Teammates are comparing contracts. And coaches and administrators are struggling to keep rosters full — and players happy — without running afoul of the rules.
If Wong’s agent didn’t cross the bounds of what’s permissible — players can’t seek payment in return for a promise to play at a specific school — then he planted his foot on the line, according to labor experts.
“We are rapidly moving toward professionalization at full market rate for these NCAA players,” said Michael LeRoy, labor law professor at the University of Illinois. “It’s really not about endorsements, it’s about paying guys for their performance.”
Until recently, endorsement deals — or any compensation other than scholarships — were off limits. Paying students was seen as a threat to the ideal of amateur sports. But legal challenges by athletes seeking to reap some of the billions of dollars schools were earning off of sports forced change. In 2019, California became the first state to pass a law allowing athletes to earn money on endorsements, autograph signings and other activities, and by July 2021, the NCAA lifted its ageold ban.
The NCAA left in place loose guidelines: deals could not be used to entice recruits or as a form of pay-for-play.
Wong, who has apparently opted to stay at Miami, surely wasn’t the first player to have a representative make a demand based on a player’s perceived market value, and he won’t be the last, experts said.
“He was just the first to be so public about it,” said Todd Berry, executive director of the American Football Coaches Association.
Tens of thousands of athletes across many sports have cashed in, according to Opendorse, a firm that works with schools on player compensation matters, from brand building to compliance.
Deals can be worth as little as a few hundred dollars; some reportedly top $1 million. Football players earn the most, followed by women’s and men’s basketball players, according to Opendorse. Endorsements can be found even in low-profile sports such as golf, rowing and hockey.
“All 85 (football) players are your roster and free agents every year,” Berry said. “This is a professional model. It’s not a collegiate model anymore.”
TCU football coach Sonny Dykes said recruits routinely ask about endorsement deals.
“Basically, all we can do is pass on a number and say, ‘Hey, you can talk to this guy, and he’ll tell you what we can or can’t do.’ It’s really that simple,” Dykes said. “The concern for me is that somebody makes a promise to a kid and doesn’t follow through. We have no control over that.”
In many cases, the people to call are the ones running socalled collectives, sports marketing agencies that have sprung up to support specific schools and facilitate deals between athletes and businesses such as apparel companies, energy drink makers, car dealerships and restaurants.

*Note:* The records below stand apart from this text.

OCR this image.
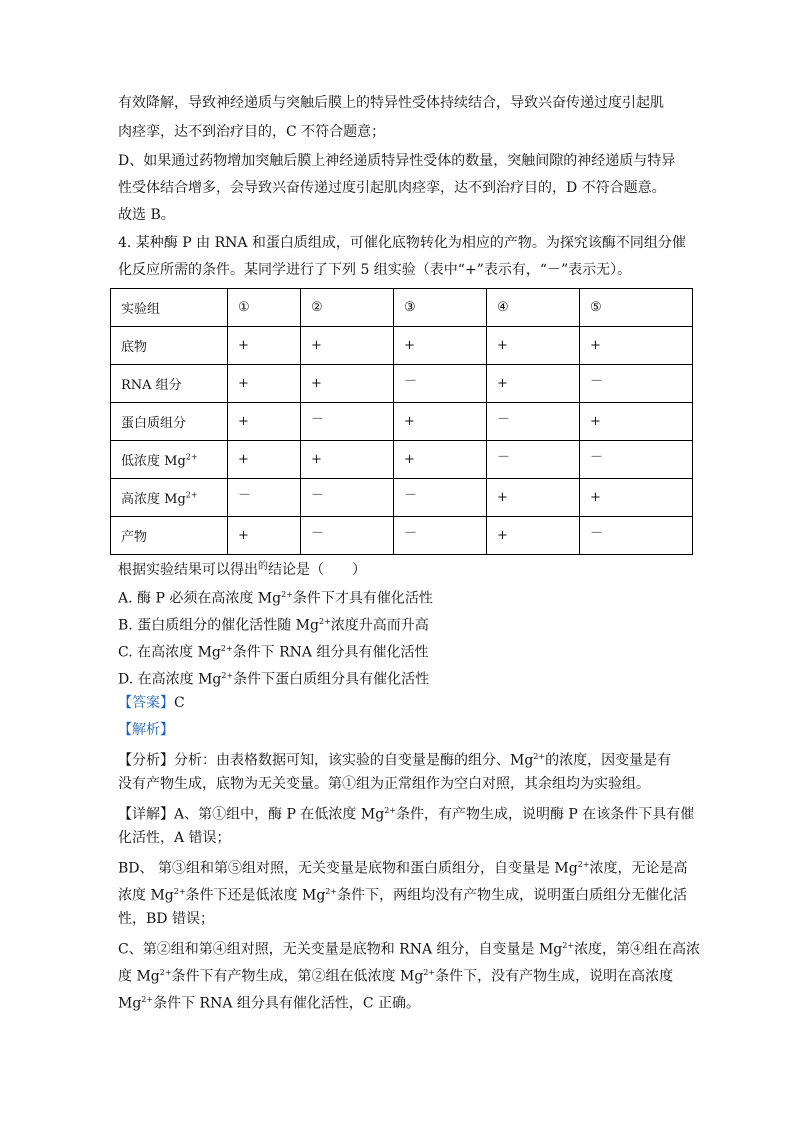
有效降解，导致神经递质与突触后膜上的特异性受体持续结合，导致兴奋传递过度引起肌
肉痉挛，达不到治疗目的，C 不符合题意；
D、如果通过药物增加突触后膜上神经递质特异性受体的数量，突触间隙的神经递质与特异
性受体结合增多，会导致兴奋传递过度引起肌肉痉挛，达不到治疗目的，D 不符合题意。
故选 B。
4. 某种酶 P 由 RNA 和蛋白质组成，可催化底物转化为相应的产物。为探究该酶不同组分催
化反应所需的条件。某同学进行了下列 5 组实验（表中“+”表示有，“－”表示无）。
实验组	①	②	③	④	⑤
底物	+	+	+	+	+
RNA 组分	+	+	－	+	－
蛋白质组分	+	－	+	－	+
低浓度 $Mg^{2+}$	+	+	+	－	－
高浓度 $Mg^{2+}$	－	－	－	+	+
产物	+	－	－	+	－
根据实验结果可以得出$^的$结论是（　　）
A. 酶 P 必须在高浓度 $Mg^{2+}$条件下才具有催化活性
B. 蛋白质组分的催化活性随 $Mg^{2+}$浓度升高而升高
C. 在高浓度 $Mg^{2+}$条件下 RNA 组分具有催化活性
D. 在高浓度 $Mg^{2+}$条件下蛋白质组分具有催化活性
【答案】C
【解析】
【分析】分析：由表格数据可知，该实验的自变量是酶的组分、$Mg^{2+}$的浓度，因变量是有
没有产物生成，底物为无关变量。第①组为正常组作为空白对照，其余组均为实验组。
【详解】A、第①组中，酶 P 在低浓度 $Mg^{2+}$条件，有产物生成，说明酶 P 在该条件下具有催
化活性，A 错误；
BD、 第③组和第⑤组对照，无关变量是底物和蛋白质组分，自变量是 $Mg^{2+}$浓度，无论是高
浓度 $Mg^{2+}$条件下还是低浓度 $Mg^{2+}$条件下，两组均没有产物生成，说明蛋白质组分无催化活
性，BD 错误；
C、第②组和第④组对照，无关变量是底物和 RNA 组分，自变量是 $Mg^{2+}$浓度，第④组在高浓
度 $Mg^{2+}$条件下有产物生成，第②组在低浓度 $Mg^{2+}$条件下，没有产物生成，说明在高浓度
$Mg^{2+}$条件下 RNA 组分具有催化活性，C 正确。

At Texas, a group is dangling $50,000 a year to offensive linemen for work supporting community charities, such as inperson appearances, promotions or representation. At Oregon, Nike founder Phil Knight is part of a group helping Ducks athletes line up deals.
The NCAA, the governing body of college sports, has taken a mostly hands-off approach since allowing endorsement deals, and more than two dozen states have laws allowing endorsement deals. Most state laws include the pay-forplay ban.

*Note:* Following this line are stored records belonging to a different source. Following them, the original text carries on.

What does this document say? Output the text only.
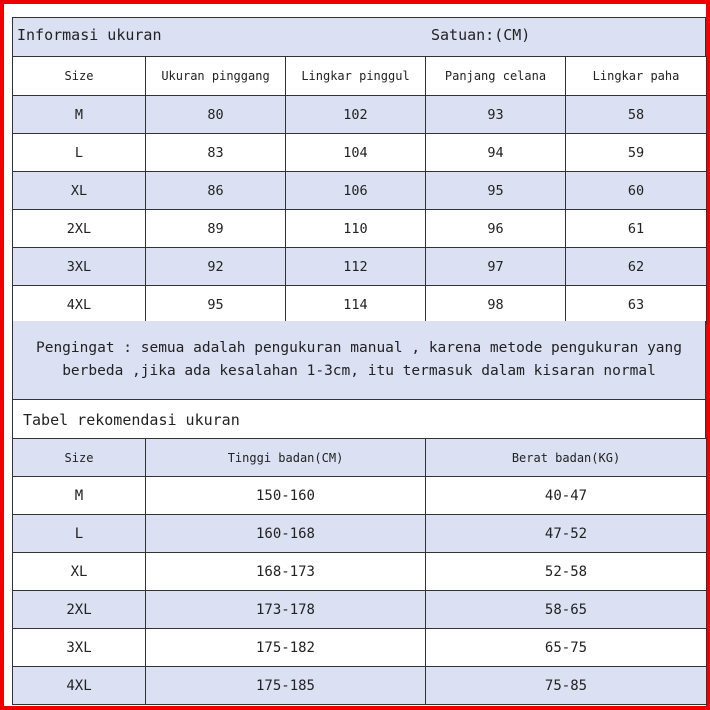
Informasi ukuran	Satuan:(CM)
Size	Ukuran pinggang	Lingkar pinggul	Panjang celana	Lingkar paha
M	80	102	93	58
L	83	104	94	59
XL	86	106	95	60
2XL	89	110	96	61
3XL	92	112	97	62
4XL	95	114	98	63
Pengingat : semua adalah pengukuran manual , karena metode pengukuran yang
berbeda ,jika ada kesalahan 1-3cm, itu termasuk dalam kisaran normal
Tabel rekomendasi ukuran
Size	Tinggi badan(CM)	Berat badan(KG)
M	150-160	40-47
L	160-168	47-52
XL	168-173	52-58
2XL	173-178	58-65
3XL	175-182	65-75
4XL	175-185	75-85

But as cases like Wong’s illustrate how quickly college sports is changing, there is pressure to study the issue. On Thursday, the commissioners of the Southeastern Conference and Pac-12, two of the wealthiest leagues in college sports, met with lawmakers in Washington to lobby for federal regulations, which could include possible bans on using endorsement contracts as recruiting inducements and pay-forplay deals.
Leagues, schools and coaches worry the new free-for-all upends competitive balance, disrupts rosters and pushes more control over athletic programs to outside forces.
What caught many by surprise is how quickly deep-pocketed collectives and individuals aligned with major colleges poured in to dangle millions of dollars to athletes.
“Nobody anticipated these collectives forming a year ago,“LeRoy said. “It shows us how out of control the whole system is. It has become a way for schools to find a third-party payer for their athletic talent.”
Mit Winter, a sports law and business attorney in Kansas City, Mo., said some deals push the boundaries and make it seem as if players are simply getting paid to play, as opposed to being paid at market rates for endorsements.
“Arguably these deals are violating NCAA rules and sometimes even state laws,” Winter said. “That’s kind of the big question: Is the NCAA ever going to start investigating some of these deals?”